With just over 2 GW of installed capacity, wind-rich Finland is a few years behind other Nordic countries in its renewables build-out, according to Ville Hailikari, energy partner at Helsinki-based law firm Krogerus.
"There are lots of projects in the pipeline ... Of course [the power market decline] has affected the regime, especially on the PPA side. Despite that, the market is very active," he said in an interview, with deals now often featuring floor and ceiling pricing rather than a fixed price. "Most of the Nordic banks have come into the market; they are taking a very positive view," he added.
Another developer, Germany's ABO Wind AG, has been active in Finland since 2013 and sees continued growth potential, with over 2 GW of projects currently under development and another 2 GW in the acquisition phase.
"There's no reason for buyer's remorse. To the contrary," Daniel Duben, communications lead for ABO Wind, said in an email.
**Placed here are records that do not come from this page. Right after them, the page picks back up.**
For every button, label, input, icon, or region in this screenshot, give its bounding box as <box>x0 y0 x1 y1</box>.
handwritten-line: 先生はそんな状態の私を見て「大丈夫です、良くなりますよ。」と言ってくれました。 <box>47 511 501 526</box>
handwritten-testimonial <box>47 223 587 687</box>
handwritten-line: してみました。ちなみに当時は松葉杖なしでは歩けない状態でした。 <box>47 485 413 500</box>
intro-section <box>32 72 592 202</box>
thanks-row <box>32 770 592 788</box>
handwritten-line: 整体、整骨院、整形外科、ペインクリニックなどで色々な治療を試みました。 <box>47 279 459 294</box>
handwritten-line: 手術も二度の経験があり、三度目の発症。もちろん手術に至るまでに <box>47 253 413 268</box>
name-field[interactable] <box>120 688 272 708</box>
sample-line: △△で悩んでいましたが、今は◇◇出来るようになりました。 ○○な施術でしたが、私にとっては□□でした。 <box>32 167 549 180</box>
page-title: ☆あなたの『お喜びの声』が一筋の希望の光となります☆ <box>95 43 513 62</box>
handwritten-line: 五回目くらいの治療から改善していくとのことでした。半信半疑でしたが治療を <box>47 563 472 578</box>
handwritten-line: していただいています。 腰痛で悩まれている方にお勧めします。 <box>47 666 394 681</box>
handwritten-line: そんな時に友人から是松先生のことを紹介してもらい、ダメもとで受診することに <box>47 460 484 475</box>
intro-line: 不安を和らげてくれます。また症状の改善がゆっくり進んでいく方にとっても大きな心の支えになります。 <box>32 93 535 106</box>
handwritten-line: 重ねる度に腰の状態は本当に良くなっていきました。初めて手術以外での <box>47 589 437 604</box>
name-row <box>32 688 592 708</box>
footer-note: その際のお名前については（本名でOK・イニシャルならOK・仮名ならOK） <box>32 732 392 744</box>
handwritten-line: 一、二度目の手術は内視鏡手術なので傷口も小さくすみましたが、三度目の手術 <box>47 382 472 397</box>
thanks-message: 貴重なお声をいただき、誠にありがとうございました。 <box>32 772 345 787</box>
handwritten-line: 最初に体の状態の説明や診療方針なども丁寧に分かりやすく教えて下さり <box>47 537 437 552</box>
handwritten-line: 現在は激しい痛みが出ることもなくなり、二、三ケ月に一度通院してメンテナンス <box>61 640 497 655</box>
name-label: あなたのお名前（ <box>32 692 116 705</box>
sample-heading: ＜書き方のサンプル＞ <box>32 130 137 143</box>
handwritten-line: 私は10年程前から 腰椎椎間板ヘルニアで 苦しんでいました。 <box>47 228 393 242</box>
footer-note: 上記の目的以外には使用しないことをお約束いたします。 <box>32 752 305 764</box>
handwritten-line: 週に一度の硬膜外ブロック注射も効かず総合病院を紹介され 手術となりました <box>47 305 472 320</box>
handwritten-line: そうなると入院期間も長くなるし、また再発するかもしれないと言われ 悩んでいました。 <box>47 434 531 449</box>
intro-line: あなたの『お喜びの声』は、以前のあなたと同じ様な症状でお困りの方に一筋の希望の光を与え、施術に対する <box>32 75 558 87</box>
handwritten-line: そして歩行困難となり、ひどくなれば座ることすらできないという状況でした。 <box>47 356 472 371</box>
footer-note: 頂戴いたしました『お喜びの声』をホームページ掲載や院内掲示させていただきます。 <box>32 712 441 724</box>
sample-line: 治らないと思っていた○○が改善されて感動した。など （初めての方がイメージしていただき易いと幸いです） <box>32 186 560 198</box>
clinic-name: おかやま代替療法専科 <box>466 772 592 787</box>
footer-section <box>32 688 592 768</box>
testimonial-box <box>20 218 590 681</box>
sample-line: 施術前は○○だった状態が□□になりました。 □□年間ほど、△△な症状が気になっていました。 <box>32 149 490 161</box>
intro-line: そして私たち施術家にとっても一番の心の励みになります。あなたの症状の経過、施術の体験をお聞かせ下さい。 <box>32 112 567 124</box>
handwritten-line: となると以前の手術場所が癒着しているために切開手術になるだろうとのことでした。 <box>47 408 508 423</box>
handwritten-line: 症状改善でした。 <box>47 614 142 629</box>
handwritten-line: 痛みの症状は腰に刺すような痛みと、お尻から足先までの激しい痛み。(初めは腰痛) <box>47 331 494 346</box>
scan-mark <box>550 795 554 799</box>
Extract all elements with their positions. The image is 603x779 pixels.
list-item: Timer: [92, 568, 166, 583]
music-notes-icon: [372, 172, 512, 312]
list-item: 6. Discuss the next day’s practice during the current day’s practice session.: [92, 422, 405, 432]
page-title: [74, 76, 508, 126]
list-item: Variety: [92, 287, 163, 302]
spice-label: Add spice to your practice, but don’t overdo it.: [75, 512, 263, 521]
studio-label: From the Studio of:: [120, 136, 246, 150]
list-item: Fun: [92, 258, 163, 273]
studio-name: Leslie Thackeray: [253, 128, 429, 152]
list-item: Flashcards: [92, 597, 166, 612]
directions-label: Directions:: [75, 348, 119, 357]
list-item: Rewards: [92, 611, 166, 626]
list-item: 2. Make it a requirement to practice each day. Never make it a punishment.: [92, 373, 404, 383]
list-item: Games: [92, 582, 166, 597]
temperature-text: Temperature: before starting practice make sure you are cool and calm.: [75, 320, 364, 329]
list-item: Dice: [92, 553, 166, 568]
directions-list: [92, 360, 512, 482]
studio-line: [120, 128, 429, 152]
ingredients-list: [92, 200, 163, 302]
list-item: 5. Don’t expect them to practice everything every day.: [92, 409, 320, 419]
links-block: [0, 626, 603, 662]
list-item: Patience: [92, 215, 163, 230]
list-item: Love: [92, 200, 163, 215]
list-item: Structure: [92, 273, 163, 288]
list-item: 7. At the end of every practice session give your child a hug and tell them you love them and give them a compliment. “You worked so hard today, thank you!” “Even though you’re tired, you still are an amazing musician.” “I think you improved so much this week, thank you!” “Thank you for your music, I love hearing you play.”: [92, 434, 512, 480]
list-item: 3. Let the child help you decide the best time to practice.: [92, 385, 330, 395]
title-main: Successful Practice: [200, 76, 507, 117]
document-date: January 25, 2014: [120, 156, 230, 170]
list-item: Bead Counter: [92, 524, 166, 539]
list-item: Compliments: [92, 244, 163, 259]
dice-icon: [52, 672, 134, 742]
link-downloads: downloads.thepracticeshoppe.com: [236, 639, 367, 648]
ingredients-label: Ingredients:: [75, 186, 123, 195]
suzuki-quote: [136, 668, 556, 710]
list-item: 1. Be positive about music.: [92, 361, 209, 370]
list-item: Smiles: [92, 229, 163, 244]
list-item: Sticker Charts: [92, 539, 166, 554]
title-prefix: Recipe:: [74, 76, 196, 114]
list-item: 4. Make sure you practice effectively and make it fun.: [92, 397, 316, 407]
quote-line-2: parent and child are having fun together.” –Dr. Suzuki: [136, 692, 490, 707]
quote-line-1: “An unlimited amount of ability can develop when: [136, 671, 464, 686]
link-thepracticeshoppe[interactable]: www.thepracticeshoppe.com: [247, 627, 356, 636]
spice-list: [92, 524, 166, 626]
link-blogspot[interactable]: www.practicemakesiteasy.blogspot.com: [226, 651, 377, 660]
Thanks to its large, sparsely populated plains, developers are building very large wind farms with the latest generation of turbines in Finland, which reduces generating costs substantially. "We clearly see Finland as an engine of renewables production in the EU," Duben said.
Power buyers, such as tech firms looking to power data centers in the Nordic region, are still driving demand for off-take deals, and favorable conditions for green hydrogen production will see the technology boost future demand, he said.
U.K.-based fund manager Glennmont Partners entered Finland with the acquisition of the 211.4-MW Piiparinmäki wind farm in 2019, construction of which is currently underway. Glennmont sees the asset, which is backed in part by a PPA with Google, as a cornerstone for a Scandinavian cluster, according to Henrik Urbansky, investment director at the company, who added that Glennmont is homing in mainly on Finnish and Swedish assets.
"I'm not going to say the returns are stellar in Finland; they aren't," Urbansky said in an interview. However, falling levelized cost of energy is supporting the business case, and Glennmont is taking a long-term view on the investment. "We're going through a bit of a valley," he said.
|Maevaara wind farm in Sweden.
No 'drying up'
The longer-term market forecast for the region by consultancy Afry sees prices recover to pre-crisis levels toward the middle or end of this decade and climb through to the mid-2040s, on the back of increasing fuel and carbon prices, rising electrification and demand growth, new interconnector capacity and the phaseout of nuclear generation.
For the renewables drive to maintain momentum, the transmission links between the north and south need to be strengthened, and the permitting system ought to better balance military interests with wind power growth, OX2's Tikkanen said. In Finland, thresholds for appealing permits are low, which is dragging out the process, added Hailikari of Krogerus.
Investor interest for Nordic assets remains and there is still strong liquidity in the PPA market there, according to Glennmont's Urbansky. "We do see that the prices that are on offer are lower. What we haven't seen is a drying up," he said.
Across the Nordics, new corporate PPA demand is coming increasingly from companies with comparatively lower power needs but high sustainability targets, which require additionality as a part of the off-take deal, such as retailer IKEA AB, said Afry's Bakke.
"The willingness to meet [at a price] is more challenging now than it will be next year," she said, assuming a return to more normal weather conditions. "Anything is up from this level."